Buddhism scholar Alicia Turner to speak at Wright State on April 4 about violence in Myanmar

Alicia Turner, associate professor of humanities and religious studies at York University.

How notions of Buddhist tolerance have been used to justify violence in Myanmar will be the topic of a lecture at Wright State University by Alicia Turner, an expert on the intersection of religion and nationalism in Southeast Asia.

Turner will deliver the Piediscalzi Lecture in Religion on Thursday, April 4, from 3:30 to 5 p.m. in the Discovery Room (163) in the Student Union. The lecture is free and open to the campus community and public.
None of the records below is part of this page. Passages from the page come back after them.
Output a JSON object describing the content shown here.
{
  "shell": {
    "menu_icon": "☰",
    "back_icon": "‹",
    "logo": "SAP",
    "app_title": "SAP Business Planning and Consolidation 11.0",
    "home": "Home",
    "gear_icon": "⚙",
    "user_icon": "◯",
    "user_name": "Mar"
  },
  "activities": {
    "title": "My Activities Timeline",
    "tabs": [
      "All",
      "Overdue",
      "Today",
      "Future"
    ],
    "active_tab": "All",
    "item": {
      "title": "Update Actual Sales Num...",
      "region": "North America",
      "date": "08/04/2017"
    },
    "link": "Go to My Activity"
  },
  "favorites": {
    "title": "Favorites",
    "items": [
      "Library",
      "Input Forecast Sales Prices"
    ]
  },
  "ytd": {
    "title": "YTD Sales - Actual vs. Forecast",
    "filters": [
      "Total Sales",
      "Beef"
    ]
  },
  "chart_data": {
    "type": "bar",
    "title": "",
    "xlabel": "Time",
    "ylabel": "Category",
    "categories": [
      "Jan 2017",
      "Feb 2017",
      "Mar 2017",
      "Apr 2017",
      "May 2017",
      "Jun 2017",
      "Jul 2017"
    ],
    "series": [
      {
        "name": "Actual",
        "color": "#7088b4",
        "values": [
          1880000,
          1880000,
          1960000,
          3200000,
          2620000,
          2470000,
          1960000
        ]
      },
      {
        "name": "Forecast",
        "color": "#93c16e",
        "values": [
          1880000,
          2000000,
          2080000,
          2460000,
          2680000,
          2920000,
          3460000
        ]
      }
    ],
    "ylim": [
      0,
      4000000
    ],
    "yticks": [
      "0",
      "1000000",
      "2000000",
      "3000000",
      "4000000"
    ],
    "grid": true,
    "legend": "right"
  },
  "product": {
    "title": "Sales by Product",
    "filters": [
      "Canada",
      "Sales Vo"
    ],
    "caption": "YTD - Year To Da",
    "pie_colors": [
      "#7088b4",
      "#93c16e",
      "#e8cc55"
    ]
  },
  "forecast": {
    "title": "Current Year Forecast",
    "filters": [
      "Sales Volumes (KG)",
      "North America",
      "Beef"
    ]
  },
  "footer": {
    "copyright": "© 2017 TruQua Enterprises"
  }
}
Turner is associate professor of humanities and religious studies at York University in Toronto. She is the author of “Saving Buddhism: Moral Community and the Impermanence of Colonial Religion.” She is also editor of The Journal of Burma Studies.

Turner’s lecture is titled “The Violence of Buddhist Tolerance: Escalating Religious Difference in Myanmar/Burma.” Turner will discuss the history of the Burmese military’s attacks on the Rohingya Muslim minority in Myanmar and how notions of Buddhist tolerance have been used to justify violence against non-Buddhists.

The lecture series was inaugurated in 1989 to honor Nicholas Piediscalzi, founder and the first chair of the Wright State Department of Religion.

The event is sponsored by the University Honors Program and the Department of Religion, Philosophy and Classics in the College of Liberal Arts.